Novos vazamentos sobre o próximo smartphone da Xiaomi, o aguardado Redmi Note 17 Pro Max (indicando que a série 16 será pulada), estão gerando enorme expectativa. As especificações que circulam parecem quase inacreditáveis, mas a tecnologia atual demonstra que são perfeitamente alcançáveis.
O detalhe mais impressionante é a suposta inclusão de uma colossal bateria de 10.000 mAh. Isso representa um salto gigantesco em comparação com os 6.500 mAh do Redmi Note 15 Pro+. O mais notável é que a Xiaomi pretende integrar essa capacidade em um dispositivo de dimensões padrão, sem aumentar significativamente sua espessura ou peso.
Mas, como isso seria possível? A Xiaomi parece ter aprimorado as baterias de silício-carbono, o que permite uma densidade de energia muito maior. A viabilidade dessa tecnologia é ainda mais reforçada pelo recente lançamento do OnePlus Nord 6, que já incorpora uma bateria de 9.000 mAh, confirmando que o número vazado para a Xiaomi é, de fato, atingível.
Além da capacidade da bateria, o Redmi Note 17 Pro Max também deve contar com carregamento rápido de 100 W e uma câmera principal de 200 MP. Este último ponto é particularmente interessante, pois demonstra que a Xiaomi não está sacrificando outras especificações importantes em troca da impressionante autonomia.
Qual seria a duração da bateria deste Xiaomi?
Embora seja complicado fazer cálculos exatos antecipadamente, é possível especular com base em informações existentes. O OnePlus Nord 6, com sua bateria de 9.000 mAh, foi anunciado com uma autonomia de 2,5 dias sem precisar de recarga. Seguindo essa lógica, os 10.000 mAh da Xiaomi poderiam facilmente oferecer até 3 dias completos de uso com uma única carga.

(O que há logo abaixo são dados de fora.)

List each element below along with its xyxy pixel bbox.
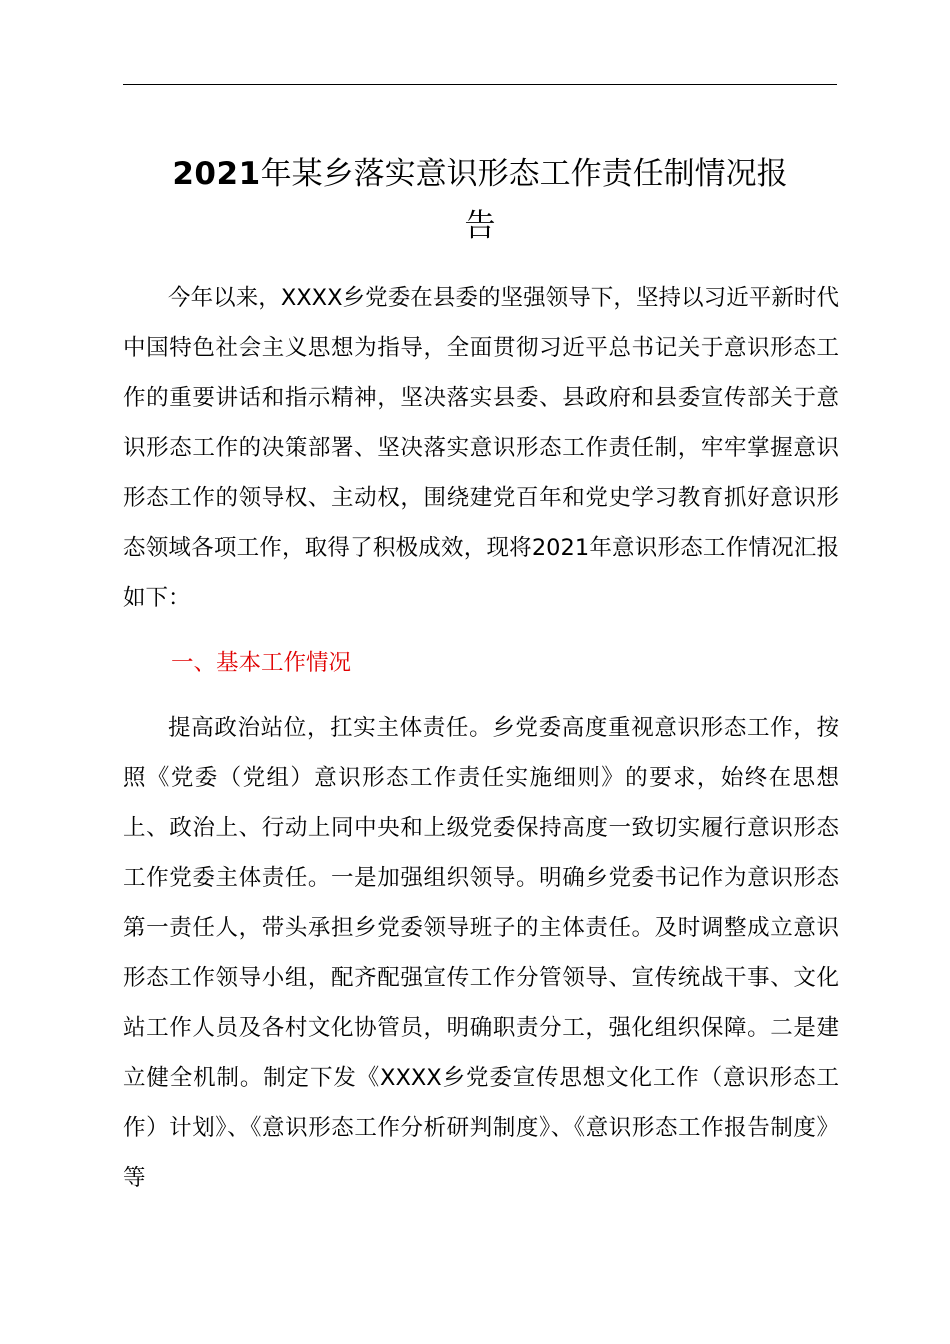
title-line-1 bbox=[110, 148, 850, 200]
intro-paragraph: 今年以来，XXXX乡党委在县委的坚强领导下，坚持以习近平新时代中国特色社会主义思想为指导，全面贯彻习近平总书记关于意识形态工作的重要讲话和指示精神，坚决落实县委、县政府和县委宣传部关于意识形态工作的决策部署、坚决落实意识形态工作责任制，牢牢掌握意识形态工作的领导权、主动权，围绕建党百年和党史学习教育抓好意识形态领域各项工作，取得了积极成效，现将2021年意识形态工作情况汇报如下： bbox=[123, 285, 839, 611]
title-text: 年某乡落实意识形态工作责任制情况报 bbox=[260, 156, 788, 192]
header-rule bbox=[123, 84, 837, 85]
section-1-paragraph: 提高政治站位，扛实主体责任。乡党委高度重视意识形态工作，按照《党委（党组）意识形态工作责任实施细则》的要求，始终在思想上、政治上、行动上同中央和上级党委保持高度一致切实履行意识形态工作党委主体责任。一是加强组织领导。明确乡党委书记作为意识形态第一责任人，带头承担乡党委领导班子的主体责任。及时调整成立意识形态工作领导小组，配齐配强宣传工作分管领导、宣传统战干事、文化站工作人员及各村文化协管员，明确职责分工，强化组织保障。二是建立健全机制。制定下发《XXXX乡党委宣传思想文化工作（意识形态工作）计划》、《意识形态工作分析研判制度》、《意识形态工作报告制度》等 bbox=[123, 715, 839, 1191]
title-line-2: 告 bbox=[464, 208, 496, 244]
document-title bbox=[110, 148, 850, 252]
title-year: 2021 bbox=[172, 156, 261, 192]
section-heading-basic-work: 一、基本工作情况 bbox=[171, 650, 352, 676]
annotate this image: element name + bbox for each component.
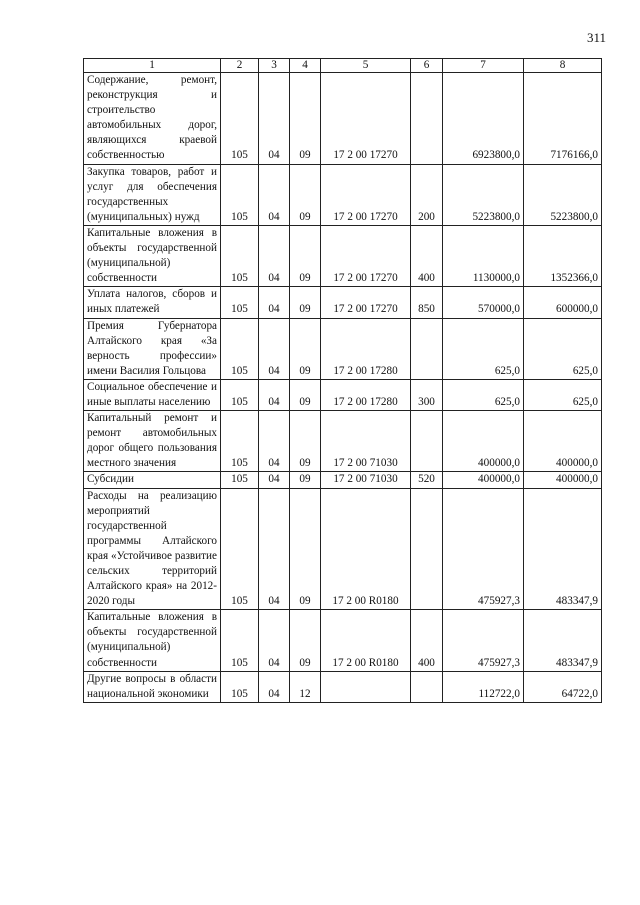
- section-code: 04: [259, 318, 290, 379]
- section-code: 04: [259, 225, 290, 286]
- row-name: Капитальный ремонт и ремонт автомобильных дорог общего пользования местного значения: [84, 411, 221, 472]
- subsection-code: 09: [290, 488, 321, 610]
- column-header: 2: [221, 59, 259, 73]
- column-header: 4: [290, 59, 321, 73]
- ministry-code: 105: [221, 164, 259, 225]
- amount-year-1: 400000,0: [443, 472, 524, 488]
- table-row: [84, 610, 602, 671]
- row-name: Уплата налогов, сборов и иных платежей: [84, 287, 221, 318]
- page-number: 311: [586, 30, 606, 45]
- header-row: [84, 59, 602, 73]
- subsection-code: 09: [290, 164, 321, 225]
- amount-year-1: 625,0: [443, 379, 524, 410]
- section-code: 04: [259, 73, 290, 165]
- table-row: [84, 287, 602, 318]
- amount-year-2: 7176166,0: [524, 73, 602, 165]
- row-name: Другие вопросы в области национальной экономики: [84, 671, 221, 702]
- section-code: 04: [259, 287, 290, 318]
- ministry-code: 105: [221, 472, 259, 488]
- amount-year-1: 625,0: [443, 318, 524, 379]
- row-name: Содержание, ремонт, реконструкция и строительство автомобильных дорог, являющихся краевой собственностью: [84, 73, 221, 165]
- section-code: 04: [259, 671, 290, 702]
- amount-year-2: 625,0: [524, 318, 602, 379]
- subsection-code: 09: [290, 472, 321, 488]
- ministry-code: 105: [221, 318, 259, 379]
- ministry-code: 105: [221, 488, 259, 610]
- amount-year-2: 1352366,0: [524, 225, 602, 286]
- ministry-code: 105: [221, 287, 259, 318]
- table-row: [84, 73, 602, 165]
- section-code: 04: [259, 411, 290, 472]
- section-code: 04: [259, 488, 290, 610]
- target-article-code: 17 2 00 R0180: [321, 610, 411, 671]
- section-code: 04: [259, 164, 290, 225]
- amount-year-2: 64722,0: [524, 671, 602, 702]
- amount-year-2: 483347,9: [524, 488, 602, 610]
- row-name: Закупка товаров, работ и услуг для обеспечения государственных (муниципальных) нужд: [84, 164, 221, 225]
- row-name: Капитальные вложения в объекты государственной (муниципальной) собственности: [84, 610, 221, 671]
- expense-type-code: [411, 488, 443, 610]
- table-row: [84, 671, 602, 702]
- row-name: Премия Губернатора Алтайского края «За верность профессии» имени Василия Гольцова: [84, 318, 221, 379]
- amount-year-1: 5223800,0: [443, 164, 524, 225]
- row-name: Капитальные вложения в объекты государственной (муниципальной) собственности: [84, 225, 221, 286]
- target-article-code: 17 2 00 17280: [321, 318, 411, 379]
- target-article-code: 17 2 00 71030: [321, 472, 411, 488]
- section-code: 04: [259, 379, 290, 410]
- expense-type-code: 400: [411, 225, 443, 286]
- amount-year-2: 600000,0: [524, 287, 602, 318]
- expense-type-code: [411, 73, 443, 165]
- row-name: Социальное обеспечение и иные выплаты населению: [84, 379, 221, 410]
- amount-year-1: 112722,0: [443, 671, 524, 702]
- row-name: Расходы на реализацию мероприятий государственной программы Алтайского края «Устойчивое развитие сельских территорий Алтайского края» на 2012-2020 годы: [84, 488, 221, 610]
- ministry-code: 105: [221, 671, 259, 702]
- target-article-code: 17 2 00 17280: [321, 379, 411, 410]
- section-code: 04: [259, 610, 290, 671]
- table-row: [84, 488, 602, 610]
- section-code: 04: [259, 472, 290, 488]
- column-header: 6: [411, 59, 443, 73]
- table-row: [84, 411, 602, 472]
- column-header: 3: [259, 59, 290, 73]
- expense-type-code: 850: [411, 287, 443, 318]
- table-row: [84, 472, 602, 488]
- table-row: [84, 318, 602, 379]
- row-name: Субсидии: [84, 472, 221, 488]
- amount-year-1: 570000,0: [443, 287, 524, 318]
- amount-year-1: 1130000,0: [443, 225, 524, 286]
- column-header: 8: [524, 59, 602, 73]
- amount-year-1: 475927,3: [443, 610, 524, 671]
- amount-year-1: 400000,0: [443, 411, 524, 472]
- amount-year-2: 400000,0: [524, 411, 602, 472]
- amount-year-2: 5223800,0: [524, 164, 602, 225]
- subsection-code: 09: [290, 411, 321, 472]
- subsection-code: 09: [290, 379, 321, 410]
- column-header: 1: [84, 59, 221, 73]
- subsection-code: 09: [290, 225, 321, 286]
- target-article-code: [321, 671, 411, 702]
- ministry-code: 105: [221, 411, 259, 472]
- amount-year-1: 6923800,0: [443, 73, 524, 165]
- amount-year-2: 625,0: [524, 379, 602, 410]
- target-article-code: 17 2 00 71030: [321, 411, 411, 472]
- subsection-code: 09: [290, 610, 321, 671]
- subsection-code: 09: [290, 73, 321, 165]
- amount-year-1: 475927,3: [443, 488, 524, 610]
- ministry-code: 105: [221, 610, 259, 671]
- ministry-code: 105: [221, 379, 259, 410]
- expense-type-code: [411, 671, 443, 702]
- expense-type-code: 520: [411, 472, 443, 488]
- subsection-code: 09: [290, 318, 321, 379]
- expense-type-code: [411, 411, 443, 472]
- expense-type-code: 400: [411, 610, 443, 671]
- amount-year-2: 400000,0: [524, 472, 602, 488]
- expense-type-code: [411, 318, 443, 379]
- target-article-code: 17 2 00 17270: [321, 164, 411, 225]
- expense-type-code: 200: [411, 164, 443, 225]
- table-row: [84, 379, 602, 410]
- target-article-code: 17 2 00 17270: [321, 287, 411, 318]
- target-article-code: 17 2 00 R0180: [321, 488, 411, 610]
- table-row: [84, 164, 602, 225]
- expense-type-code: 300: [411, 379, 443, 410]
- ministry-code: 105: [221, 225, 259, 286]
- subsection-code: 09: [290, 287, 321, 318]
- column-header: 7: [443, 59, 524, 73]
- ministry-code: 105: [221, 73, 259, 165]
- column-header: 5: [321, 59, 411, 73]
- table-row: [84, 225, 602, 286]
- subsection-code: 12: [290, 671, 321, 702]
- budget-table: [83, 58, 602, 703]
- target-article-code: 17 2 00 17270: [321, 73, 411, 165]
- amount-year-2: 483347,9: [524, 610, 602, 671]
- target-article-code: 17 2 00 17270: [321, 225, 411, 286]
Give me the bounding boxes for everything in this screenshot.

Sem dúvida, essa inovação seria um grande diferencial em relação a concorrentes como Samsung ou Apple, realizando o desejo comum de quase todos os usuários: não se preocupar com a autonomia ou a bateria do aparelho. Com 10.000 mAh, seria possível usar o smartphone intensamente durante um dia inteiro e ainda ter energia suficiente para mais um dia, ou até mais.
E tudo isso, claro, sem que o design do aparelho seja comprometido. Há anos, o mercado vê celulares com baterias de 10.000 e 12.000 mAh, mas geralmente com espessuras de 2-3 cm e pesos mais próximos de um tablet. A Xiaomi agora parece capaz de oferecer o melhor dos dois mundos, conquistando milhões de pessoas com essa estratégia e, ao mesmo tempo, deixando claro que outras marcas talvez não estejam se esforçando o suficiente para melhorar a experiência de seus dispositivos.